While some lawmakers fretted this week that a combination of central bank and government rescue packages could inflame long-dormant price pressures, the market’s outlook for inflation has languished. Investors aren’t betting on outright deflation over the longer term, but the 10-year breakeven rate -- a gauge of traders’ expectations for the consumer price index over the next decade based on Treasury prices -- is hovering around 1.15%. The 30-year is less than half a percentage point higher.
That means investors don’t see the Federal Reserve getting close to its 2% inflation target before 2050. That outlook isn’t a great set up for the Treasury’s $12 billion sale of 10-year inflation-linked bonds Thursday. The historic slump in West Texas crude oil prices, which have clawed back from below zero to trade above $34 a barrel, and last month’s record decline in an index of core consumer prices, contribute to the case against inflation protection.
“We have to get through the deflation before we worry about the inflation,” Kathy Jones, a fixed income strategist at Charles Schwab, said at a virtual roundtable Wednesday. “We’re not in the high inflation camp.”
Inflation hawks have made the case that the multi-trillion dollar combination fiscal spending and Fed liquidity programs will stoke price pressures as the economy revives. A similar argument, focused on the three rounds of quantitative easing that followed the 2008 crisis, proved unfounded, as inflation has slunk below 2% for much of the past decade, too.

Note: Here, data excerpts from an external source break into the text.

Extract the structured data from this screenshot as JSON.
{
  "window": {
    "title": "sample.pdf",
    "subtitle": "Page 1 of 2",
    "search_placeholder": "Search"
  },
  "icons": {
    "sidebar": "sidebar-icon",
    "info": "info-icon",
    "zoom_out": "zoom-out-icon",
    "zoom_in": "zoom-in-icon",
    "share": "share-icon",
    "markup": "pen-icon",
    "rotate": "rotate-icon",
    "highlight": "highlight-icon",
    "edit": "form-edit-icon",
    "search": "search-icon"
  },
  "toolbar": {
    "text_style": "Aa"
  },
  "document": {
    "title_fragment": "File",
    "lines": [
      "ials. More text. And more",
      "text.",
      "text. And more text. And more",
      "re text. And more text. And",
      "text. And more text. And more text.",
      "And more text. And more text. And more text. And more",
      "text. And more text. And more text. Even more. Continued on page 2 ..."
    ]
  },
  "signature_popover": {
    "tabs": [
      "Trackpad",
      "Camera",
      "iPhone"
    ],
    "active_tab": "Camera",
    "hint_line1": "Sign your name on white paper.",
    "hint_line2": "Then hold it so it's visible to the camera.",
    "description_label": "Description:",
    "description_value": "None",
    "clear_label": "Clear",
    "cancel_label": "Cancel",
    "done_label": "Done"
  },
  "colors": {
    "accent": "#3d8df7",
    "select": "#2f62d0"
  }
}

“The view that central bank QE and the surge in the money supply will be inflationary is a particular bugbear of ours,” said Steven Major, head of fixed-income research at HSBC. He takes issue with forecasts that price pressures will spring back from a short-lived threat of deflation: “In our opinion this represents a version of the market expectations that have proved so wrong over the last decade.”

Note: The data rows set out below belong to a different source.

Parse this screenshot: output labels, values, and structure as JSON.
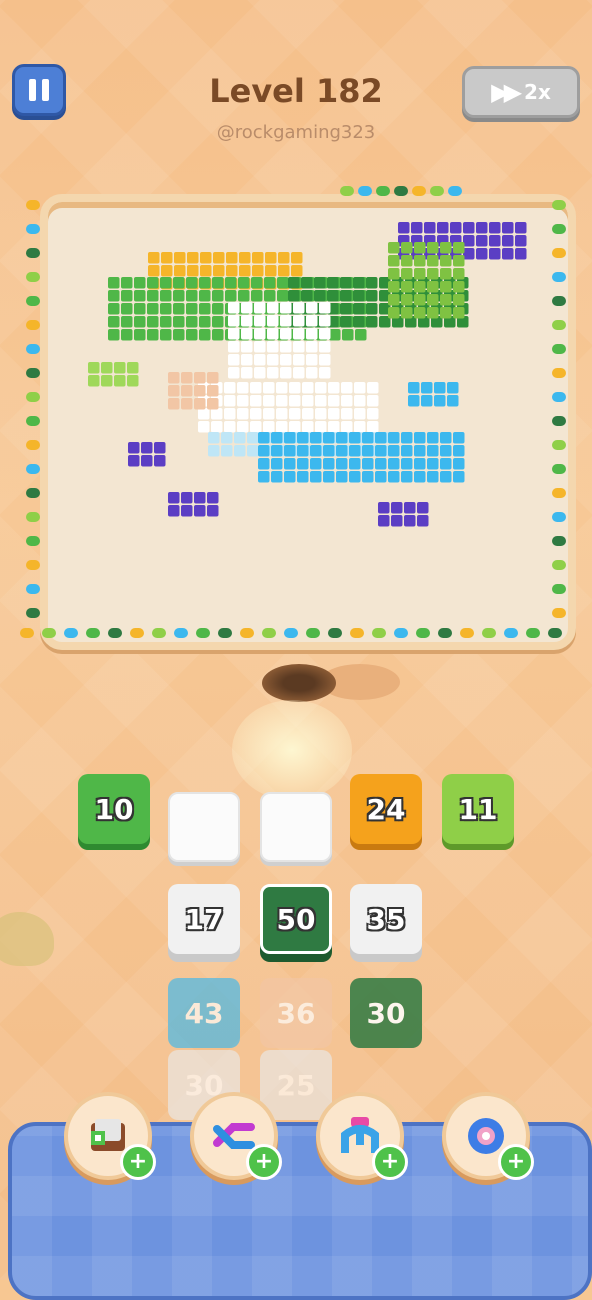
{
  "header": {
    "level_title": "Level 182",
    "creator": "@rockgaming323",
    "speed_label": "2x"
  },
  "slots": [
    "10",
    "",
    "",
    "24",
    "11"
  ],
  "stacks": [
    "17",
    "50",
    "35",
    "43",
    "36",
    "30",
    "30",
    "25"
  ],
  "colors": {
    "background": "#f7c792",
    "board": "#f3e6d2",
    "pause_button": "#4d7fd6",
    "tray": "#6d93df",
    "green": "#4fb748",
    "dark_green": "#2f7a42",
    "orange": "#f5a21c",
    "lime": "#8fcf48",
    "sky_blue": "#3cb8ee",
    "peach": "#f2c6a5",
    "white": "#f1f1f1",
    "purple": "#5b3ec4",
    "yellow": "#f5b52a"
  },
  "icons": [
    "pause-icon",
    "fast-forward-icon",
    "add-box-icon",
    "shuffle-icon",
    "claw-icon",
    "gear-flower-icon",
    "plus-icon"
  ]
}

Major points out that the overhang of government debt has been one of the biggest drags on inflation globally, and that’s only about to increase.

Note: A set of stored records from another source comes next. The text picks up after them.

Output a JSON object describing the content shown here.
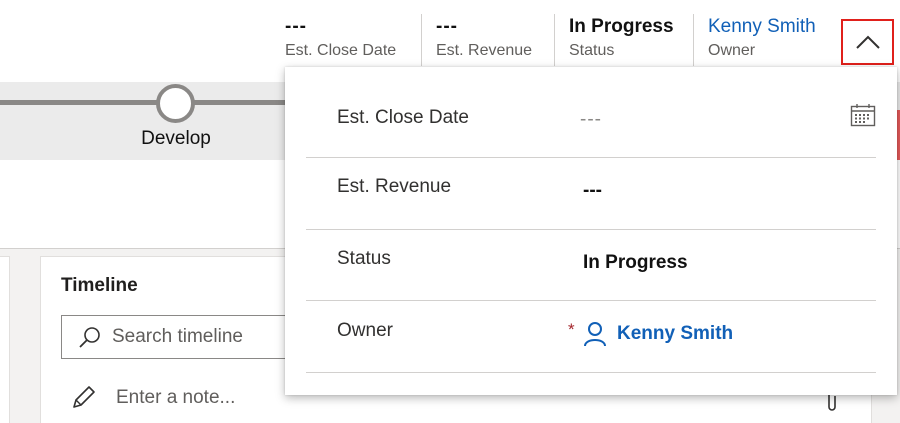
{
  "header": {
    "fields": [
      {
        "value": "---",
        "label": "Est. Close Date"
      },
      {
        "value": "---",
        "label": "Est. Revenue"
      },
      {
        "value": "In Progress",
        "label": "Status"
      },
      {
        "value": "Kenny Smith",
        "label": "Owner"
      }
    ],
    "expand_icon": "chevron-up-icon"
  },
  "process": {
    "stage_label": "Develop"
  },
  "timeline": {
    "title": "Timeline",
    "search_placeholder": "Search timeline",
    "note_placeholder": "Enter a note..."
  },
  "flyout": {
    "rows": [
      {
        "label": "Est. Close Date",
        "value": "---",
        "icon": "calendar-icon"
      },
      {
        "label": "Est. Revenue",
        "value": "---"
      },
      {
        "label": "Status",
        "value": "In Progress"
      },
      {
        "label": "Owner",
        "value": "Kenny Smith",
        "required_mark": "*",
        "icon": "user-icon"
      }
    ]
  },
  "colors": {
    "link": "#1160b7",
    "highlight_border": "#e0201b",
    "required": "#a4262c"
  }
}
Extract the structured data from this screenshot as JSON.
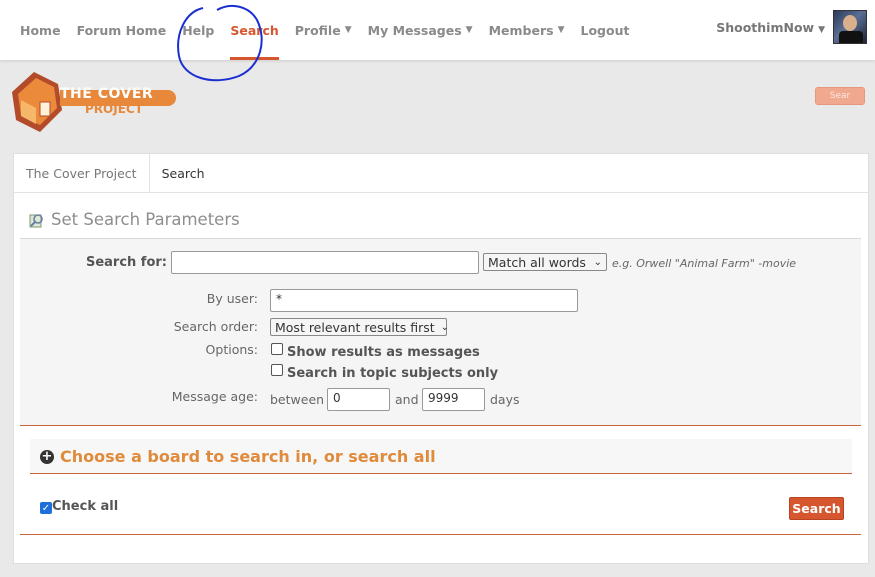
{
  "nav": {
    "items": [
      {
        "label": "Home",
        "caret": ""
      },
      {
        "label": "Forum Home",
        "caret": ""
      },
      {
        "label": "Help",
        "caret": ""
      },
      {
        "label": "Search",
        "caret": ""
      },
      {
        "label": "Profile",
        "caret": "▼"
      },
      {
        "label": "My Messages",
        "caret": "▼"
      },
      {
        "label": "Members",
        "caret": "▼"
      },
      {
        "label": "Logout",
        "caret": ""
      }
    ],
    "user": "ShoothimNow",
    "user_caret": "▼"
  },
  "logo": {
    "line1": "THE COVER",
    "line2": "PROJECT"
  },
  "header_search_label": "Sear",
  "breadcrumb": {
    "first": "The Cover Project",
    "current": "Search"
  },
  "section_title": "Set Search Parameters",
  "form": {
    "search_for_label": "Search for:",
    "search_for_value": "",
    "match_select": "Match all words",
    "hint": "e.g. Orwell \"Animal Farm\" -movie",
    "by_user_label": "By user:",
    "by_user_value": "*",
    "order_label": "Search order:",
    "order_select": "Most relevant results first",
    "options_label": "Options:",
    "option1": "Show results as messages",
    "option2": "Search in topic subjects only",
    "age_label": "Message age:",
    "between": "between",
    "age_from": "0",
    "and": "and",
    "age_to": "9999",
    "days": "days"
  },
  "boards": {
    "title": "Choose a board to search in, or search all",
    "check_all": "Check all",
    "search_button": "Search"
  },
  "colors": {
    "accent": "#d6562f",
    "orange_text": "#e08a3b",
    "annotation": "#1a2fd1"
  }
}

But this is a different type of crisis, and economic repair may not seem such a distant prospect to many as businesses shuttered by the coronavirus pandemic begin to reopen around the country. Fed Chairman Jerome Powell said this week that economic growth should start to recover in the second half of this year, although his estimate is based on a successful restart scenario. The possibility of either a second wave of the virus or a pickup in infections that justifies another stretch of quarantine remain a potential concern, and fund managers responding to Bank of America’s latest monthly survey, published Wednesday, identified that as their top tail risk.
“Breakevens are stuck in this low environment and probably won’t be moving a lot until we get a change in view on the path for reopening the economy,” said Michael Pond, inflation strategist at Barclays.
In the meantime, plotting a course for inflation is far from simple, since the data tell a different story depending on which components you’re looking at. Friday’s University of Michigan survey of consumers showed inflation expectations over the next 12 months made its biggest jump in more than nine years, to 3%, as households in quarantine noticed a surge in their grocery bills.
Why Do Consumers See Inflation? What They’re Buying Costs More
Money manager Tim Magnusson at Garda Capital Partners has questions about how measures are being taken for swathes of the economy that aren’t functioning right now, such as rents that aren’t being paid and how the drop in airline capacity is getting reflected in transport costs. But that’s not why he’s not buying at this TIPS auction. The market may weaken as one of its bigger buyers of late, the New York Fed, tapers its asset purchases.
“We’re really interested to see how the market finds its own footing again, meaning the supply/demand balance without the Fed being as heavy handed,” Magnusson said.